Novartis' former weight loss med Sanorex at center of New Jersey pharma chief's guilty plea

After being charged with deceiving the FDA last fall, purported New Jersey pharma CEO Alain Bouaziz had his day in court. Now, the 69-year-old French citizen faces up to five years in prison—plus a maximum fine of $250,000—over a plot to get his hands on Novartis’ former weight loss med Sanorex.

Bouaziz submitted forged documents and made false statements to the FDA in a bid to “fraudulently gain control of Sanorex,” a stimulant-based weight loss drug that Novartis pulled from the market more than 10 years ago, the DOJ says. The Swiss pharma’s Sanorex withdrawal didn’t have to do with safety or effectiveness, according to a federal register determination.

Bouaziz, who is also a resident of the United Arab Emirates, pled guilty to the November 2021 charges in a Newark federal court this month, according to a recent release from the U.S. Department of Justice (DOJ).

Bouaziz “represented himself” as the chief executive of Hexim Pharmaceuticals, which lists its headquarters in Secaucus, New Jersey, according to legal filings and court statements cited in the DOJ release. Hexim previously went by the name Alkopharma USA.

Around October 2009—the same year Sanorex was officially removed from U.S. shelves—Hexim, then known as Alkopharma, had bought from Novartis the rights to a different drug in Europe, according to the federal case against Bouaziz.

Then, starting in 2018, Bouaziz sent letters and documents via email and in hard copy to the FDA falsely stating Hexim had purchased the new drug application for Sanorex.

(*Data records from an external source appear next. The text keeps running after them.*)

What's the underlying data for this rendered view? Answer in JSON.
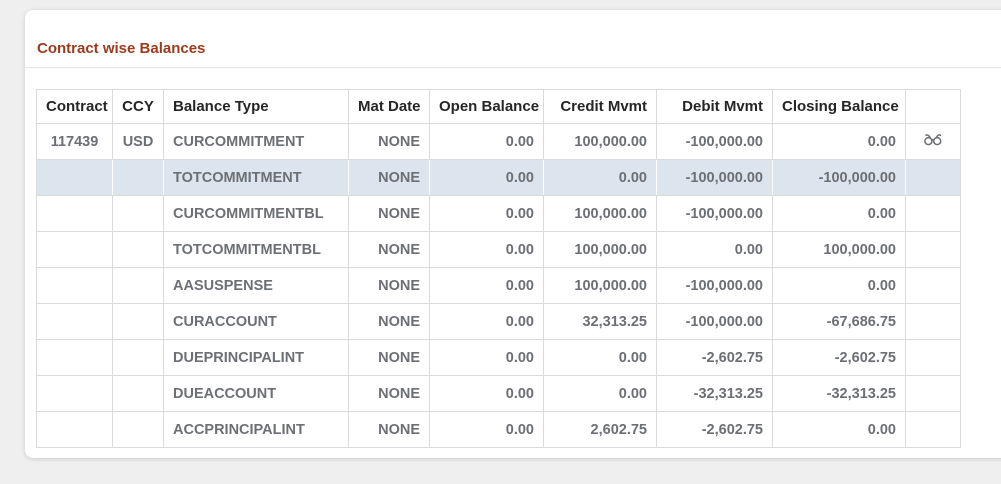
{
  "card": {
    "title": "Contract wise Balances"
  },
  "colors": {
    "title": "#9c3b1c",
    "header_text": "#262626",
    "cell_text": "#6c6f74",
    "grid_border": "#d9dadb",
    "highlight_row_bg": "#dce5ed",
    "card_bg": "#ffffff",
    "page_bg": "#efefef"
  },
  "icons": {
    "view_details": "eyeglasses-icon"
  },
  "table": {
    "columns": [
      {
        "key": "contract",
        "label": "Contract",
        "align": "center"
      },
      {
        "key": "ccy",
        "label": "CCY",
        "align": "center"
      },
      {
        "key": "balance_type",
        "label": "Balance Type",
        "align": "left"
      },
      {
        "key": "mat_date",
        "label": "Mat Date",
        "align": "right"
      },
      {
        "key": "open_balance",
        "label": "Open Balance",
        "align": "right"
      },
      {
        "key": "credit_mvmt",
        "label": "Credit Mvmt",
        "align": "right"
      },
      {
        "key": "debit_mvmt",
        "label": "Debit Mvmt",
        "align": "right"
      },
      {
        "key": "closing_balance",
        "label": "Closing Balance",
        "align": "right"
      },
      {
        "key": "actions",
        "label": "",
        "align": "center"
      }
    ],
    "rows": [
      {
        "contract": "117439",
        "ccy": "USD",
        "balance_type": "CURCOMMITMENT",
        "mat_date": "NONE",
        "open_balance": "0.00",
        "credit_mvmt": "100,000.00",
        "debit_mvmt": "-100,000.00",
        "closing_balance": "0.00",
        "has_view_icon": true,
        "highlighted": false
      },
      {
        "contract": "",
        "ccy": "",
        "balance_type": "TOTCOMMITMENT",
        "mat_date": "NONE",
        "open_balance": "0.00",
        "credit_mvmt": "0.00",
        "debit_mvmt": "-100,000.00",
        "closing_balance": "-100,000.00",
        "has_view_icon": false,
        "highlighted": true
      },
      {
        "contract": "",
        "ccy": "",
        "balance_type": "CURCOMMITMENTBL",
        "mat_date": "NONE",
        "open_balance": "0.00",
        "credit_mvmt": "100,000.00",
        "debit_mvmt": "-100,000.00",
        "closing_balance": "0.00",
        "has_view_icon": false,
        "highlighted": false
      },
      {
        "contract": "",
        "ccy": "",
        "balance_type": "TOTCOMMITMENTBL",
        "mat_date": "NONE",
        "open_balance": "0.00",
        "credit_mvmt": "100,000.00",
        "debit_mvmt": "0.00",
        "closing_balance": "100,000.00",
        "has_view_icon": false,
        "highlighted": false
      },
      {
        "contract": "",
        "ccy": "",
        "balance_type": "AASUSPENSE",
        "mat_date": "NONE",
        "open_balance": "0.00",
        "credit_mvmt": "100,000.00",
        "debit_mvmt": "-100,000.00",
        "closing_balance": "0.00",
        "has_view_icon": false,
        "highlighted": false
      },
      {
        "contract": "",
        "ccy": "",
        "balance_type": "CURACCOUNT",
        "mat_date": "NONE",
        "open_balance": "0.00",
        "credit_mvmt": "32,313.25",
        "debit_mvmt": "-100,000.00",
        "closing_balance": "-67,686.75",
        "has_view_icon": false,
        "highlighted": false
      },
      {
        "contract": "",
        "ccy": "",
        "balance_type": "DUEPRINCIPALINT",
        "mat_date": "NONE",
        "open_balance": "0.00",
        "credit_mvmt": "0.00",
        "debit_mvmt": "-2,602.75",
        "closing_balance": "-2,602.75",
        "has_view_icon": false,
        "highlighted": false
      },
      {
        "contract": "",
        "ccy": "",
        "balance_type": "DUEACCOUNT",
        "mat_date": "NONE",
        "open_balance": "0.00",
        "credit_mvmt": "0.00",
        "debit_mvmt": "-32,313.25",
        "closing_balance": "-32,313.25",
        "has_view_icon": false,
        "highlighted": false
      },
      {
        "contract": "",
        "ccy": "",
        "balance_type": "ACCPRINCIPALINT",
        "mat_date": "NONE",
        "open_balance": "0.00",
        "credit_mvmt": "2,602.75",
        "debit_mvmt": "-2,602.75",
        "closing_balance": "0.00",
        "has_view_icon": false,
        "highlighted": false
      }
    ]
  }
}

In turn, the company also asked the regulator to schedule a meeting to discuss the drug's status in the U.S. At no point did Hexim or Alkopharma own the rights to distribute Sanorex, DOJ notes.

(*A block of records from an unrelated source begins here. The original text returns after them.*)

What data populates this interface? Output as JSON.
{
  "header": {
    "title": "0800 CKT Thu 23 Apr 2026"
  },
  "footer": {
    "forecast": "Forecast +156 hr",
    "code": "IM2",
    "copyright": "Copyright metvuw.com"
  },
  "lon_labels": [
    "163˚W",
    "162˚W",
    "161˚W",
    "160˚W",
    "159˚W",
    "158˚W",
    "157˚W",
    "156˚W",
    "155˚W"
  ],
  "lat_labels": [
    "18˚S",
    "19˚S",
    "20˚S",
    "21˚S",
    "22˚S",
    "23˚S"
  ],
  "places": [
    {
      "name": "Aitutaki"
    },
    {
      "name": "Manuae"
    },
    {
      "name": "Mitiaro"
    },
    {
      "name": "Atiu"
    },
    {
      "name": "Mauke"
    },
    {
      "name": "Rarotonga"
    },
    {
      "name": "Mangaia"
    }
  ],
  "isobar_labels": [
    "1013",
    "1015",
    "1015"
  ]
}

In one instance, a document sent to the FDA by Bouaziz altered an earlier agreement between Alkopharma and Novartis “to purport to show a sale of Sanorex to Hexim,” DOJ said in a release last year when it lodged its charges against Bouaziz.

For making false statements to the FDA, Bouaziz faces up to five years in prison. He’ll also be on the hook to pay a maximum fine of $250,000 or twice the gross gain or loss caused by the offence, depending on whichever is greatest, the DOJ explained.

Sentencing in Bouaziz's case is schedule for Dec. 14.

The DOJ has had a busy few years busting up pharmaceutical malfeasance. Back in May, pharmacy operator Arkadiy Khaimov was sentenced to 51 months in prison for defrauding an unnamed pharmaceutical manufacturer of roughly $7.2 million. Khaimov’s scheme revolved around the submission of bogus claims under the manufacturer’s co-pay coupon program, DOJ said at the time. 

Last summer, meanwhile, Racho Jordanov and Rose Lin, the two co-founders and former top execs at Taiwanese outfit JHL biotech, pled guilty to charges of wire fraud and conspiring to steal trade secrets from Roche's Genentech.

Novartis has found itself in the DOJ's sights in recent months. Back in September, the Swiss pharma was slapped with a request from the DOJ asking for information about the marketing and pricing of heart failure med Entresto from 2016. That DOJ subpoena, which doesn't indicate a formal litigation process, came a year after Novartis wrapped up doctors’ kickback allegations with a $678 million settlement.